La relation du maître et du disciple

Francisco Varela

Extrait d’un débat lors du colloque « Pratiques de la méditation et de la psychanalyse », qui eut lieu à l’Institut Karma-Ling du 13 au 15 mai 1989. Francisco Varéla est directeur de recherches au C.N.R.S., membre de l’Institut des neurosciences, professeur de science cognitive et d’épistémologie à l’école polytechnique de Paris… Il pratiqua le dharma sous la direction du vénérable Chögyam Trungpa Rinpoché. Les qualités de spontanéité et d’authenticité de ce texte peuvent faire oublier les quelques libertés que l’auteur, anglophone, a pu prendre avec notre syntaxe.
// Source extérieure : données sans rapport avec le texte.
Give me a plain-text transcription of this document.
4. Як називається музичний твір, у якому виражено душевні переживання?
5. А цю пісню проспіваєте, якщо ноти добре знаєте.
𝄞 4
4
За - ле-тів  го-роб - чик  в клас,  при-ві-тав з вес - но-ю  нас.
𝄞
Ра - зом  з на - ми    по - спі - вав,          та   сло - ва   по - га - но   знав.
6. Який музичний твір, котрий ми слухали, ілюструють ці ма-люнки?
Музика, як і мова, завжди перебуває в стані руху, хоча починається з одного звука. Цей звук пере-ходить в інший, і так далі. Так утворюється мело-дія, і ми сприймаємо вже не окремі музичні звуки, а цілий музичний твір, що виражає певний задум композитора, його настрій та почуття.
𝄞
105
Je ne pourrai pas parler de ce thème d’un point de vue général ou théorique, mais plutôt du point de vue de l’expérience que je fais en tant qu’élève, étudiant du dharma, de Chögyam Trungpa Rinpoché, appartenant à l’école kagyu. En effet, il s’agit de quelque chose qui ne se passe pas dans l’abstrait : cela se passe dans le concret, dans le « personnel ». Dans ce contexte, la relation maître-disciple dans l’étude du dharma est comme toutes choses dans le dharma : cela passe et change beaucoup selon les différents moments de la progression. Il y a, grosso modo, trois étapes dans la relation avec le maître, trois moments, trois styles de transformation qui s’opèrent.

L’inspirateur

Tout d’abord, le maître, l’inspirateur, joue le rôle d’un personnage sage, un personnage attirant, qui a des qualités qui nous inspirent. On dit : « Oui, c’est bien cela ». Il a une présence, une immédiateté qui est très frappante et qui contraste avec la non-présence à laquelle nous sommes habitués, soit dans notre propre vie, soit dans la vie habituelle autour de nous. Mon expérience et celle de pas mal de gens, est de dire alors : « bien, ça m’intéresse, comment êtes-vous arrivé à avoir cette capacité d’immédiateté ? » Et la réponse, en l’occurrence, est : « Ce n’est pas surhumain, on peut le faire, il y a un chemin qui est celui de la méditation, il y a une méthode, il y a une pratique ». Il y a cette indication, cette méthode. On commence à pratiquer, on dit : « OK, c’est ça, ce que vous dites », ou bien « je vais essayer de voir ce que cela donne », et pendant un bon moment on travaille à l’intérieur de cette pratique.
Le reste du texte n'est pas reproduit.